Let’s take the example of a small business who has been offered a 30% discount on the face value of the invoice by a foreign supplier if they can pay in the next 30 days. To go to a traditional lender and get an overdraft increase could take up to 6 weeks. Therefore the SME loses out on this valuable opportunity.
SMEs need to operate swiftly to take advantage of these types of opportunities. It’s by working with like-minded financiers that this can be achieved.
Our question: Do you have to be online savvy to use alternative finance?
No, you don’t have to be online savvy because alternative finance isn’t about removing the customer interaction. In fact, at OnDeck, helping customers is a significant part of our application process – each customer is assigned a dedicated loan specialist who guides them through the application, all the way to loan approval and funding.
When borrowers come to us to put in a loan application, they have the option to submit their bank statements either in hard copy, as a pdf file or through online bank statement technology.
We're also able to provide customers with access to the loan contract through DocuSign, where the terms and conditions are clearly outlined. We get a notification when the customer has reviewed and approved the deal, and we can fund online the same business day.
Our question: If banks are cautious about offering finance to small business, why are alternative lenders able to lend?
We are not lending where banks don't lend; we lend in a timely fashion. Because a small business can't get finance through a bank doesn't mean that an online lender is going to give them money.
All lenders have credit criteria to meet. OnDeck’s criteria includes that a business must be established for 12 months, have an annual revenue greater than $100,000 and more than three deposits going through their bank statements every month. We also require a minimum credit score of 500, and factors like time in business influence this score.
Our question: Are there risks involved with alternative finance that are not present with traditional lenders?
The alternative finance industry has taken the bold step to be ahead of the market in establishing transparency.
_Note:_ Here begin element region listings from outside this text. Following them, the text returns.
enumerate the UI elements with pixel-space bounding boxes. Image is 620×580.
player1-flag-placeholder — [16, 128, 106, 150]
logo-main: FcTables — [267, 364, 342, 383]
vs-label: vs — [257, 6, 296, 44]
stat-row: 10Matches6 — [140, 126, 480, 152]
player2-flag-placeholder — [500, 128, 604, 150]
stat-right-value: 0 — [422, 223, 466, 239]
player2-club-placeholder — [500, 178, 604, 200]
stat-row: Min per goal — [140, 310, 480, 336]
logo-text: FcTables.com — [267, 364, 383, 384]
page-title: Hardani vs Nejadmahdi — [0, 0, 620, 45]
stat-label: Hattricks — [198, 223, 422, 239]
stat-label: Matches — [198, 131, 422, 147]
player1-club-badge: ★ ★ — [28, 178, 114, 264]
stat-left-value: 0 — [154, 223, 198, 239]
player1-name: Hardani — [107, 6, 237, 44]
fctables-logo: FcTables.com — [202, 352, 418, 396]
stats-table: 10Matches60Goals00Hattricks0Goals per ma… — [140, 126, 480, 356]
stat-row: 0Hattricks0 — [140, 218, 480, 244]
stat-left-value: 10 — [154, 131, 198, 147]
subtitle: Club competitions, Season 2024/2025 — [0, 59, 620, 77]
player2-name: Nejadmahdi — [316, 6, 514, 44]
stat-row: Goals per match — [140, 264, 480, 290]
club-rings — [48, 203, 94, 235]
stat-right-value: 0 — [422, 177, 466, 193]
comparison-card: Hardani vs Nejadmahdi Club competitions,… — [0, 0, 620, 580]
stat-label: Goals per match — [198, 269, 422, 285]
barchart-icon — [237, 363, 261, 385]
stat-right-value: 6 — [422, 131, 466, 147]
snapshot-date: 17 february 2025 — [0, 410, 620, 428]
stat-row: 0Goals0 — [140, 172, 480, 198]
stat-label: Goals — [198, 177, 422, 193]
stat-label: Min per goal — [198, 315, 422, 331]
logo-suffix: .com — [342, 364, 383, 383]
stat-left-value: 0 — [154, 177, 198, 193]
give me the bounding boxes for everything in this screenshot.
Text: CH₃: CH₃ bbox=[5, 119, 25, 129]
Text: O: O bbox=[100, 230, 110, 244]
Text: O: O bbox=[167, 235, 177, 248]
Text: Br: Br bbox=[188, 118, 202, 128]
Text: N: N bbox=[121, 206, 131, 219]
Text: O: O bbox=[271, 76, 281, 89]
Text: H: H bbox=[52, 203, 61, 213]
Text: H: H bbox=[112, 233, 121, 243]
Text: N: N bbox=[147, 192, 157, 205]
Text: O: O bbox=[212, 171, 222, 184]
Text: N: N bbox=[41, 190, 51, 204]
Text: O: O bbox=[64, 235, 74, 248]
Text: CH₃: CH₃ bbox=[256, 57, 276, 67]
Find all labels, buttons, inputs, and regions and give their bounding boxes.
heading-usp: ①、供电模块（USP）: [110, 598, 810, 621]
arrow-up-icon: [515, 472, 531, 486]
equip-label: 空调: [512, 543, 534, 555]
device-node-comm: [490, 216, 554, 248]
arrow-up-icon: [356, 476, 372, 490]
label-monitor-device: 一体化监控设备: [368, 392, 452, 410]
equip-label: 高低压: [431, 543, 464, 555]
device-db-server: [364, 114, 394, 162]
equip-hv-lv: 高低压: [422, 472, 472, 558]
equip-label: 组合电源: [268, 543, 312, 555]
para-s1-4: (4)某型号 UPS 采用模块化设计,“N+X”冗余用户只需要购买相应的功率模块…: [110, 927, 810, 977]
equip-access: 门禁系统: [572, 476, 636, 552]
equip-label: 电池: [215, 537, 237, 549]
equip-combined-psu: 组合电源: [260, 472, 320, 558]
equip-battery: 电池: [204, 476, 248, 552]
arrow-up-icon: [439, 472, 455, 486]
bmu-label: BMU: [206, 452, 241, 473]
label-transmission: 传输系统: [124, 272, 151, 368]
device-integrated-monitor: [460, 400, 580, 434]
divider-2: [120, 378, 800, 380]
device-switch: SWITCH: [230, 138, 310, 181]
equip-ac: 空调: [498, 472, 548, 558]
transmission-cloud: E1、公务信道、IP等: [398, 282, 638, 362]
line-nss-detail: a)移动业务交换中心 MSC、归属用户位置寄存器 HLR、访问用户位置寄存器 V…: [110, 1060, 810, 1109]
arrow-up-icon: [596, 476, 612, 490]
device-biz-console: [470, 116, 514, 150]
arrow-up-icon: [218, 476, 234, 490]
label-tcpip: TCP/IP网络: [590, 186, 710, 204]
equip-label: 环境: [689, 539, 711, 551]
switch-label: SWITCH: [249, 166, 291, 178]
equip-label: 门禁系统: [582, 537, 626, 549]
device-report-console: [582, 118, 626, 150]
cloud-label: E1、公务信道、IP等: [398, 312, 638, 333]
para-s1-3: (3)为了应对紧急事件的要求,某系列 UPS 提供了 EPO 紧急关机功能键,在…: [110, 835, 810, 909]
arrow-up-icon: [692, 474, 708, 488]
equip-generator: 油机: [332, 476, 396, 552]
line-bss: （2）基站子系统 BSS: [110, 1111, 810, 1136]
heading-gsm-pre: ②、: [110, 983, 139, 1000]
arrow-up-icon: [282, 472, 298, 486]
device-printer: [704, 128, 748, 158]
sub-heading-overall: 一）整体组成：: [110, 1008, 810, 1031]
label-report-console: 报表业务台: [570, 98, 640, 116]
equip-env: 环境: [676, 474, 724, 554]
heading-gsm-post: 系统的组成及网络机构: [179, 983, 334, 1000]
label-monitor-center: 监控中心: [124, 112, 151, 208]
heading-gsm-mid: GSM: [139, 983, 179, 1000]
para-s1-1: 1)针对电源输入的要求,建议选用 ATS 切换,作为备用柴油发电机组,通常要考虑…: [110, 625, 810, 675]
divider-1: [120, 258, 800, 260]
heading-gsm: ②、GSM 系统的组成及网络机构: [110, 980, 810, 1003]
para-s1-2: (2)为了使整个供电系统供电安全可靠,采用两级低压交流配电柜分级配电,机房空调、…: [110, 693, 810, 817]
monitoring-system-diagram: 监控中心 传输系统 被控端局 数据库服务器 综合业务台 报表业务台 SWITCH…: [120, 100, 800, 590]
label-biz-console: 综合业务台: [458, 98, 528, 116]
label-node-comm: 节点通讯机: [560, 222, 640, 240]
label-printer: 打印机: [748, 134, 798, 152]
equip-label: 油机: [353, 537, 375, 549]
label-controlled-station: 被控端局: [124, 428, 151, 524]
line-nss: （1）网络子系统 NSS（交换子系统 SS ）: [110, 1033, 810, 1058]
The SMART Box™ tool was designed for this very purpose – to provide standardised pricing disclosure to SME borrowers.
Initially developed in the US and launched in the Australian market earlier this year, SMART Box™ provides multiple pricing metrics to help small business owners better understand and assess the cost of their loan. It enables a borrower to compare financiers and understand exactly how the pricing metrics differ across each loan offer.
OnDeck was a leading partner in the establishment of SMART Box™, both in the US and Australia and since then a number of Australian alternative finance lenders have signed the Code of SME Lending Practice, all committing to providing this tool to their borrowers.